Netflix has been in talks with Fox TV about continuing the prehistoric time-travel adventure “Terra Nova.”
“Hemlock Grove” is an adaptation of the Brian McGreevy novel. It tells of mysterious and evil doings in the shadow of an old steel mill and a new biotech facility. “Unspeakable truths” emerge.
Netflix content chieftain Ted Sarandos called the project “a sly blend of J.D. Salinger and Mary Shelley” with “stunning visuals.”
The series is produced by produced by France’s Gaumont International Television.
Roth and Eric Newman are among the executive producers via their Arcade production company, which seeks to create “elevated genre projects.” It was no clear how many episodes, if any, would be directed by Roth. (Roth executive-produced an animated TV series, “Chowdaheads,” in 1999.)

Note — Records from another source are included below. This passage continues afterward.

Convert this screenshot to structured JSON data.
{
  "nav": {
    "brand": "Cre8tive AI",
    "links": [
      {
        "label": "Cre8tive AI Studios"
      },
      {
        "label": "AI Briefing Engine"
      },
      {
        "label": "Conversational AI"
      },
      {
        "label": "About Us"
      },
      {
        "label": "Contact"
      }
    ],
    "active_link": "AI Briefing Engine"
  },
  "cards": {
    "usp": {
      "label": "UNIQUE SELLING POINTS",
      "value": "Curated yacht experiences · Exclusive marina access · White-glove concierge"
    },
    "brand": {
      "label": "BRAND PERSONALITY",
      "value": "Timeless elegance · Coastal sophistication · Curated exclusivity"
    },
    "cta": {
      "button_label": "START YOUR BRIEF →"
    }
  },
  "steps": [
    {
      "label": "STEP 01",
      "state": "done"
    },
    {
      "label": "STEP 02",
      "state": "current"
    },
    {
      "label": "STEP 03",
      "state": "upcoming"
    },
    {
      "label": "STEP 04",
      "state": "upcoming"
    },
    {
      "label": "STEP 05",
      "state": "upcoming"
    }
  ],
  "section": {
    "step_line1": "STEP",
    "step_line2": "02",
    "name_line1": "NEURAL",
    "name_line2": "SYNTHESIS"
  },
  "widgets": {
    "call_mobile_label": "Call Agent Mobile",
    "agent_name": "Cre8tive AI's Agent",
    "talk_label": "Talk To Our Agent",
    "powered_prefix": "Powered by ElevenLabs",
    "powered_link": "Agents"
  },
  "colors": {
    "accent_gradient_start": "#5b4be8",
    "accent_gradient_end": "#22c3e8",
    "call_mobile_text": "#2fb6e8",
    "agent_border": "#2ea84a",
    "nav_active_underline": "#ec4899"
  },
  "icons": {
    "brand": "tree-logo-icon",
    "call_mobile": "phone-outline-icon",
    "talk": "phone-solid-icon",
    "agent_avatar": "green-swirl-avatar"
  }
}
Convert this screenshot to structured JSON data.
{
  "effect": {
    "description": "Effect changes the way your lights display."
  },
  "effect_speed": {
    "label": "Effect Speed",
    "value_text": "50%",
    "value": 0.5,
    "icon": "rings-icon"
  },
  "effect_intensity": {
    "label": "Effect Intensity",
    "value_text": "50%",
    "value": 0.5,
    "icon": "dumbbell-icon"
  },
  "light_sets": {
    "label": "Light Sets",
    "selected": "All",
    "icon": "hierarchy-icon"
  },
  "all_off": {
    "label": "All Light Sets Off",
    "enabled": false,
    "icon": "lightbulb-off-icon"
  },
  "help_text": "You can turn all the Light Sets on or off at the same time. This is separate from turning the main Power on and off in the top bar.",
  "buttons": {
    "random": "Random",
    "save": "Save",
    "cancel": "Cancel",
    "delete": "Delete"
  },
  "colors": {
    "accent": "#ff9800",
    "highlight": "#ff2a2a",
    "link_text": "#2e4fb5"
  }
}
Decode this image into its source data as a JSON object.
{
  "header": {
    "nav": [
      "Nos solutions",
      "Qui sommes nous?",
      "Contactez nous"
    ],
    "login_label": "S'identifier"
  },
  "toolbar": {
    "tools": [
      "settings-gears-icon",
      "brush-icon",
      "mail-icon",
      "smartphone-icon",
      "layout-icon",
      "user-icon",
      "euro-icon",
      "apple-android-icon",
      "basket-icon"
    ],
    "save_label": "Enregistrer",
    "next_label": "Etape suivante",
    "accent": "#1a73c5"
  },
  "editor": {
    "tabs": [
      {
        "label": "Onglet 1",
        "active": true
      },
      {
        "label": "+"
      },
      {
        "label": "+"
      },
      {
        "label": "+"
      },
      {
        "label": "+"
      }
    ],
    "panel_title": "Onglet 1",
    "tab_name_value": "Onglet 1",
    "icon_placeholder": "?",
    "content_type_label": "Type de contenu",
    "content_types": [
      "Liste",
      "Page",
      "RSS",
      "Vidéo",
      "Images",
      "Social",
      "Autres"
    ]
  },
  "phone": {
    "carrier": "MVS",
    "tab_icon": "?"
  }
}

“Hemlock Grove” is executive produced and written by McGreevy, author of the FSG Originals novel, and partner Lee Shipman. Also executive producing are Eric Newman (“Dawn of the Dead,” “Children of Men”), Michael Connolly (“How to Train Your Dragon”) and Mark Verheiden (“Battlestar Gallactica”).
Netflix has made aggressive moves into original TV series and episodes as its feature film catalog has been limited by increasing rights costs. CEO Reed Hastings is an unabashed fan of the HBO original programming model. The streaming video service recently debuted “Lilyhammer” in the United States.